初レース! 9

スタート脇のテントで、グリッド抽選の棒を引く。迷わず手にした、細く平たいアルミの板に記されていたのは“11”。ゼッケンと同じ番号を引き当てて、なぜか「イケそう」な心持ちになると、スターティンググリッドの後ろ、コンパネに11と書かれたところまでマシンを押して歩いていく。1番くじを引いたヒトから順番にグリッドを選んでいって・・・11番目がワタシの番、というわけだ。初めて見るKX85Ⅱとの組み合わせに向かって、「何かヘン、似合わない!」と切り捨てるざりまま。その笑顔に見送られながら、J-Ⅲクラスのチェッカーが振られる前に、まだ隙間がのぞくグリッドの物色を始めた。

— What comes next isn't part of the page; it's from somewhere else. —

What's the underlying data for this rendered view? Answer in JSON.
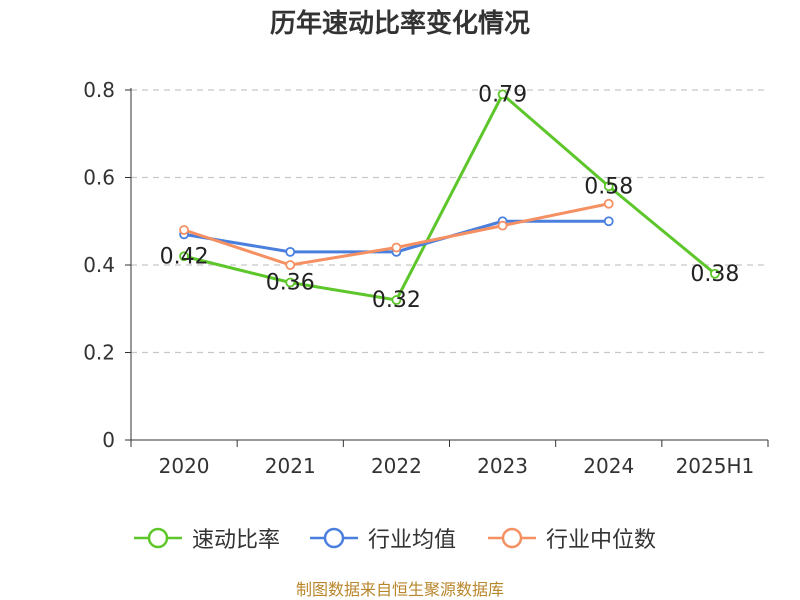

迷った末に選んだスターティンググリッドは、真ん中のボックスから左に3台目。悪くないところだ。ryoの駆るCRF15ORⅡは、そこからずっと左・・・と言うか一番左端で、第1コーナーから最も離れた場所に停まっている。ざりぱぱに頼んでおいた足台にalpinestarsの底をしっかりと下ろしているのか、上半身がゆったりしているように見える。いつもなら貧乏クジの“端っこ”も、後から思えば・・・トニーやざりぱぱが言うように、固く締まったラインに入っていける、好位置だったのかもしれない。ようやくチェッカーが振られ、“それ”がわかるまで・・・分単位になった。